Contrairement aux pyramides d’Egypte qui sont essentiellement des tombeaux, les pyramides méso-américaines sont des autels. Il faut les comprendre comme un instrument de pouvoir, une forteresse interdite au peuple et qui lui affirme la supériorité de la caste dirigeante. Le peuple reste à la base de la pyramide et ne sait ce qui s’y passe que par les cris qu’il entend, les cadavres qui en tombent et les représentations des terrifiantes rencontres entre les prêtres et les dieux qui ont lieu au sommet.

De nos jours, on grimpe en haut des pyramides par l’escalier et c’est dur. Les marches sont beaucoup trop hautes alors que nous sommes pourtant, évolution aidant, plus grands que les indiens anciens. A l’époque précolombienne il était impossible à un indien du peuple d’y grimper. Seule la caste dirigeante y avait accès et les études anthropologiques qui ont été faites révèlent que la différence entre les dirigeants et leurs sujets était d’abord leur taille. Seuls les nobles pouvaient, physiquement, monter les marches mais là n'était pas l'essentiel car le rôle de l’escalier n’était pas de permettre qu’on y monte mais d'y faire dévaler les cadavres jetés du haut de la pyramide lors des sacrifices. Quand on sait que la Grande Pyramide de Tenochtitlán a reçu 20000 immolations pour son inauguration on comprend qu’un escalier bien conçu était une chose primordiale.
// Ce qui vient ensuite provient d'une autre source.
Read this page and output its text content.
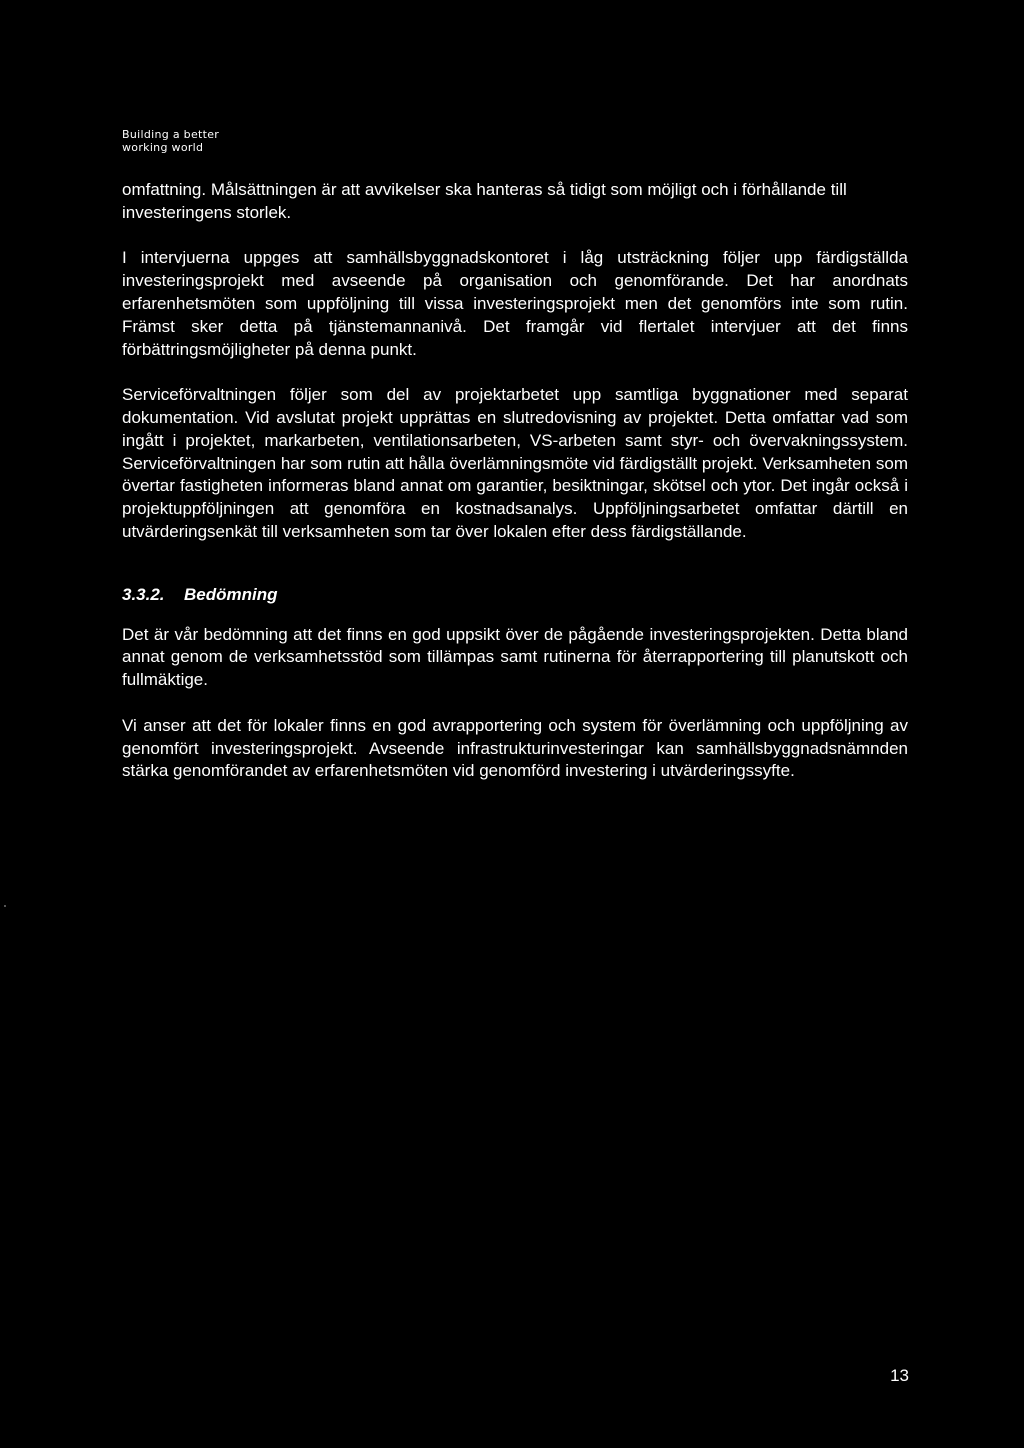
Building a better
working world

omfattning. Målsättningen är att avvikelser ska hanteras så tidigt som möjligt och i förhållande till investeringens storlek.

I intervjuerna uppges att samhällsbyggnadskontoret i låg utsträckning följer upp färdigställda investeringsprojekt med avseende på organisation och genomförande. Det har anordnats erfarenhetsmöten som uppföljning till vissa investeringsprojekt men det genomförs inte som rutin. Främst sker detta på tjänstemannanivå. Det framgår vid flertalet intervjuer att det finns förbättringsmöjligheter på denna punkt.

Serviceförvaltningen följer som del av projektarbetet upp samtliga byggnationer med separat dokumentation. Vid avslutat projekt upprättas en slutredovisning av projektet. Detta omfattar vad som ingått i projektet, markarbeten, ventilationsarbeten, VS-arbeten samt styr- och övervakningssystem. Serviceförvaltningen har som rutin att hålla överlämningsmöte vid färdigställt projekt. Verksamheten som övertar fastigheten informeras bland annat om garantier, besiktningar, skötsel och ytor. Det ingår också i projektuppföljningen att genomföra en kostnadsanalys. Uppföljningsarbetet omfattar därtill en utvärderingsenkät till verksamheten som tar över lokalen efter dess färdigställande.

3.3.2. Bedömning

Det är vår bedömning att det finns en god uppsikt över de pågående investeringsprojekten. Detta bland annat genom de verksamhetsstöd som tillämpas samt rutinerna för återrapportering till planutskott och fullmäktige.

Vi anser att det för lokaler finns en god avrapportering och system för överlämning och uppföljning av genomfört investeringsprojekt. Avseende infrastrukturinvesteringar kan samhällsbyggnadsnämnden stärka genomförandet av erfarenhetsmöten vid genomförd investering i utvärderingssyfte.

13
El Espero humeante del Cielo
(Le miroir du Ciel Fumant de Tonima)
Les prêtres vivent ici, au-dessus du peuple, en contact avec les dieux.

La Pirámide del Adivino
(la Pyramide du Devin,à Uxmal)
Les sacrifices ont lieu en haut de l’édifice, invisibles du peuple.

El Castillo (Chichen Itza)
Le peuple, à la base de la pyramide, voit tomber les têtes et les corps décapités lancés du haut des escaliers.

La pyramide était toujours la pièce maîtresse d’un centre cérémonial. Elle servait de support à un temple où le peuple venait admirer la force des prêtres qui, par leurs immolations, assuraient l’équilibre cosmique et les protégeaient des fléaux extérieurs à la cité. Les victimes des sacrifices étaient toujours capturés dans les cités voisines et leur nombre rassurait les gens du peuple sur le fait qu’ils ne risquaient pas d’être eux-mêmes raflés et sacrifiés dans une cité rivale.


Une clôture entoure la pyramide
Les têtes tombées du sommet y sont fichées sur les pieux. A Chichen Itza, cette clôture était triple.

L’entrée du domaine des dieux
A Ek’Balam les prêtres et les nobles entrent dans la gueule du Jaguar Sacré pour atteindre le sommet du temple.

El muro de las Calaveras
Il décrit ce qui se passe en haut de la pyramide. Les dieux dévorent les cœurs arrachés aux victimes par les prêtres.

La forme des pyramides varie considérablement selon les sites et il est difficile d’établir un lien indiscutable entre une civilisation et une forme particulière de pyramide. La Pyramide du Devin d’Uxmal ne ressemble en rien au Castillo de Chichen Itza qui est lui-même différent de la Pyramide de Tikal ou de la Pyramide des Inscriptions de Palenque qui, elle, comporte une chambre funéraire. Toutes les quatre sont pourtant des pyramides maya de la même époque.
Il faut savoir aussi que les pyramides que nous voyons maintenant ont perdu leur aspect d’origine. A Teotihuacan, par exemple, la surface de la Pyramide du Soleil est hérissée de pierres pointues. Elles servaient à maintenir un enduit de stuc qui donnait à la pyramide un aspect lisse, rouge, brillant. D’une façon générale les pyramides étaient peintes de couleurs vives. A Tonina, une surprenante maquette montre les pyramides de la ville peintes en rouge, bleu et jaune. Le sommet de la pyramide devait être perçu par le peuple comme la «Porte du Ciel». Seuls les sacrifiés et les prêtres y accèdent. A Tonina ceci se faisait par un labyrinthe interne, le «Palais de l’Inframonde», espace obscur de chambres et de quartiers s’étageant sur 7 niveaux.
Certaines pyramides avaient des caractéristiques acoustiques étonnantes. C’est particulièrement vrai à Uxmal où les sons sont renvoyés et déformés. Les prêtres portaient sur leur poitrine des amplificateurs de résonance en céramique destinés à rendre leur voix encore plus terrifiante. Ces objets sont maintenant exposés au Musée National d’Anthropologie de Mexico mais il a fallu un certain temps pour en comprendre la nature.